In one scene, the room is illuminated by soft light coming through two windows, wreathing Philo's face in muted light and shadow. To transition Philo from the present to the past and back again, Seager had actor Orlando Bloom sit on the camera dolly itself, so that whenever the whole dolly moved, Bloom moved with it. As Philo circles around, he becomes part of a flashback, with children playing behind him; when one kid falls on the ground and hits his head, we see the back of Philo's head, bearing the scar from that fall. It's a moment of subtle visual storytelling.
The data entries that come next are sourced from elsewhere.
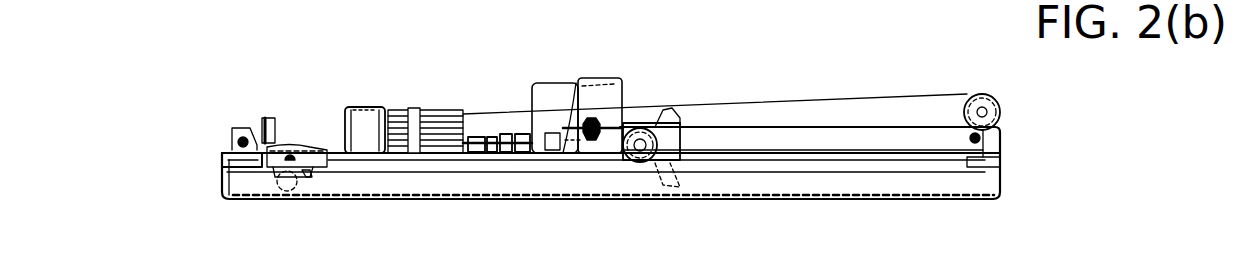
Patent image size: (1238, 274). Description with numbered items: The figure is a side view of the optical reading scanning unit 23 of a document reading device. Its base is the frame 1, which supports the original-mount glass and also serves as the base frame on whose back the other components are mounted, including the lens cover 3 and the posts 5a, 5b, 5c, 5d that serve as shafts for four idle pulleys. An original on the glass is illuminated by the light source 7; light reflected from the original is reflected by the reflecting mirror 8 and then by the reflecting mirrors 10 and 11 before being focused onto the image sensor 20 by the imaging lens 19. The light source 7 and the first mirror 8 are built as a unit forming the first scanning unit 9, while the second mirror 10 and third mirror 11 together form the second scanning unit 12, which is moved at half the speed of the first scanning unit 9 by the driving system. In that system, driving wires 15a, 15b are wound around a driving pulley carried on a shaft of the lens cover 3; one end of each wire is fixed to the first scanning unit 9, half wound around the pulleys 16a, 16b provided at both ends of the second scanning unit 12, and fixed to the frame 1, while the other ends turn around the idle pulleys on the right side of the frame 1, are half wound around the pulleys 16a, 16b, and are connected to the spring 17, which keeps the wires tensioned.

The frame 1 is at (870, 197).
The lens cover 3 is at (548, 151).
The post 5a is at (236, 178).
The post 5b is at (238, 166).
The post 5c is at (1020, 112).
The post 5d is at (996, 110).
The light source 7 is at (292, 191).
The reflecting mirror 8 is at (304, 178).
The first scanning unit 9 is at (310, 146).
The reflecting mirror 10 is at (673, 188).
The reflecting mirror 11 is at (668, 110).
The second scanning unit 12 is at (653, 127).
The driving wire 15a is at (487, 181).
The driving wire 15b is at (478, 161).
The pulley 16a is at (631, 176).
The pulley 16b is at (640, 162).
The spring 17 is at (1002, 160).
The imaging lens 19 is at (349, 107).
The image sensor 20 is at (266, 118).
The optical reading scanning unit 23 is at (201, 75).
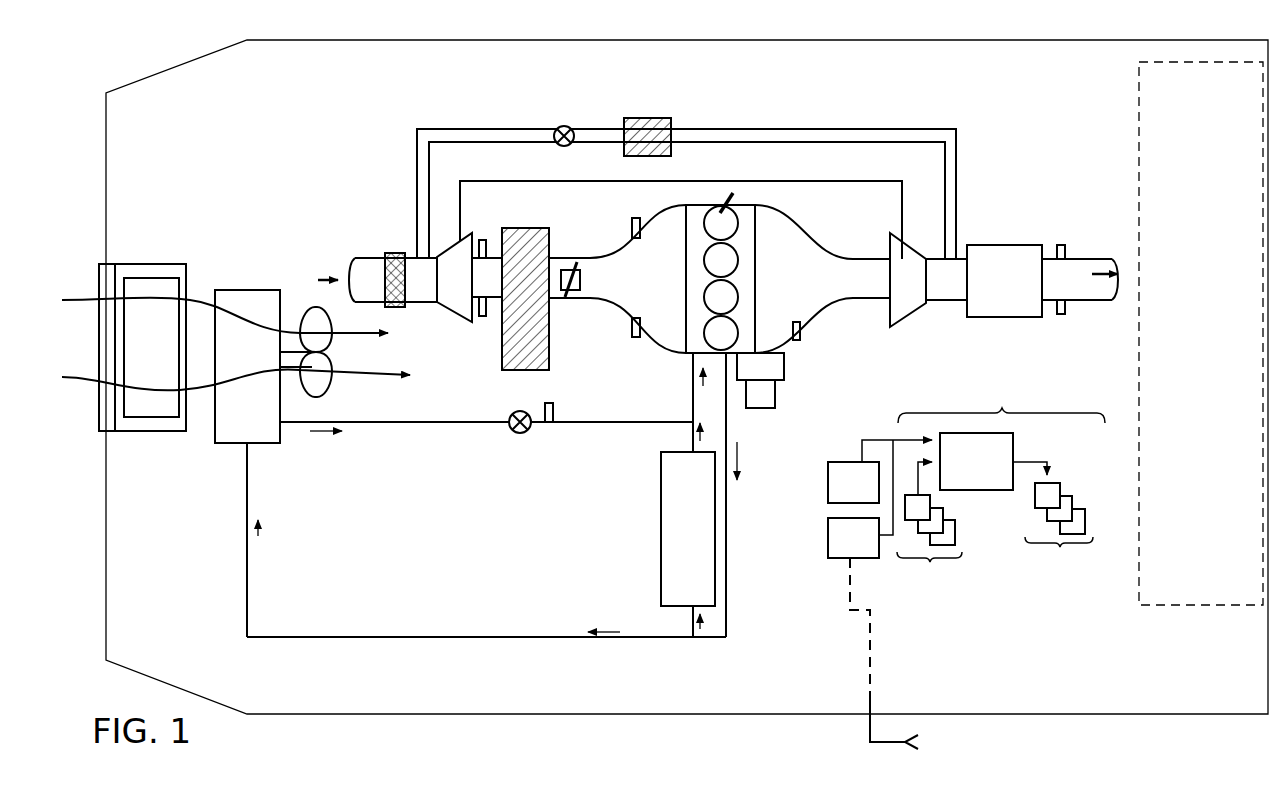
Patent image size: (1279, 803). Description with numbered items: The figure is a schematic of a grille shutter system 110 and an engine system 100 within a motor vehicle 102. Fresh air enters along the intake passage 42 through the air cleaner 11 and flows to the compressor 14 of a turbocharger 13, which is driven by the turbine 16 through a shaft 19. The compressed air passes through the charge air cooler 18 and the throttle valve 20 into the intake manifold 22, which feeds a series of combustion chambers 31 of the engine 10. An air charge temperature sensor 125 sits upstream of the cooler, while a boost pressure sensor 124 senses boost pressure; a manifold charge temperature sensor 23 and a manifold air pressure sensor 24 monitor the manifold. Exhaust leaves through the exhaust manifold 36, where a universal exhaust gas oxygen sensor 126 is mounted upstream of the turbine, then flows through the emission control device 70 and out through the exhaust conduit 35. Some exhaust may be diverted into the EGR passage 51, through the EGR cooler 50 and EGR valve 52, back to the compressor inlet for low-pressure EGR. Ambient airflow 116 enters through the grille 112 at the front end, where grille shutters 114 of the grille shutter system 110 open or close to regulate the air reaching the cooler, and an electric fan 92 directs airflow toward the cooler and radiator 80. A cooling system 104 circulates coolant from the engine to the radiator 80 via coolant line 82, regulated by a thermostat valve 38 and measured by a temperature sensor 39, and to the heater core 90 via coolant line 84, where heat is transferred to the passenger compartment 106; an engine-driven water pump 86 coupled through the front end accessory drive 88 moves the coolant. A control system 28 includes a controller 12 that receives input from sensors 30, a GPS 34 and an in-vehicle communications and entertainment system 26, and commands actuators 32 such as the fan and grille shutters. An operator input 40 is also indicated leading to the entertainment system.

The engine system 100 is at (1034, 88).
The motor vehicle 102 is at (660, 40).
The cooling system 104 is at (729, 660).
The passenger compartment 106 is at (1201, 333).
The engine 10 is at (757, 278).
The air cleaner 11 is at (393, 253).
The controller 12 is at (987, 474).
The turbocharger 13 is at (494, 173).
The compressor 14 is at (469, 292).
The turbine 16 is at (920, 292).
The charge air cooler 18 is at (527, 228).
The shaft 19 is at (835, 181).
The throttle valve 20 is at (580, 284).
The intake manifold 22 is at (667, 292).
The manifold charge temperature sensor 23 is at (634, 232).
The manifold air pressure sensor 24 is at (634, 325).
The in-vehicle communications and entertainment system 26 is at (863, 551).
The control system 28 is at (1001, 397).
The sensors 30 is at (926, 535).
The combustion chambers 31 is at (731, 226).
The actuators 32 is at (1054, 524).
The GPS 34 is at (863, 495).
The exhaust conduit 35 is at (1098, 259).
The exhaust manifold 36 is at (817, 292).
The thermostat valve 38 is at (523, 433).
The temperature sensor 39 is at (549, 403).
The pedal / operator input 40 is at (925, 751).
The intake passage 42 is at (380, 308).
The EGR cooler 50 is at (656, 118).
The EGR passage 51 is at (748, 129).
The EGR valve 52 is at (572, 127).
The emission control device 70 is at (992, 245).
The radiator 80 is at (263, 366).
The coolant line 82 is at (616, 422).
The coolant line 84 is at (693, 448).
The engine-driven water pump 86 is at (775, 415).
The front end accessory drive 88 is at (784, 378).
The heater core 90 is at (688, 529).
The electric fan 92 is at (325, 386).
The grille shutter system 110 is at (143, 431).
The grille 112 is at (99, 420).
The grille shutters 114 is at (168, 359).
The ambient airflow 116 is at (72, 300).
The boost pressure sensor 124 is at (486, 316).
The air charge temperature sensor 125 is at (482, 240).
The universal exhaust gas oxygen sensor 126 is at (798, 340).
The Terror: Infamy opening sequence | AMC

THE TERROR: INFAMY

On his nominated episode, "A Sparrow in a Swallow's Nest," cinematographer John Conroy worked with other departments to establish the aesthetic of the show – the color palette as well as the visual references. In this case, Conroy's cinematography uses the visual vocabulary and low framing style of such master Japanese filmmakers as Yasujiro Ozu and Hiroshi Teshigahara, and particularly some famous kwaidan horror movies, such as Ringu and Ju-On: The Grudge.

The key was to reference horror movies with the atmosphere, but combine the terror with beauty. "Bad things happen in beautiful places," Conroy says. The very first scene, when Masayo Furuya commits suicide, was originally written to take place at night. Conroy suggested that it might open the show better to have it take place in daylight, "since night sometimes signals to the audience that bad things are about to happen."

Conroy wound up shooting the scene over two nights during the dusky "magic hour" — which, despite the name, is really only about 20 minutes long. "It's so hard to get that light," Conroy says. "We were petrified that one night might be cloudy, and one sunny, but the lighting gods were looking down on us. It set up the whole series."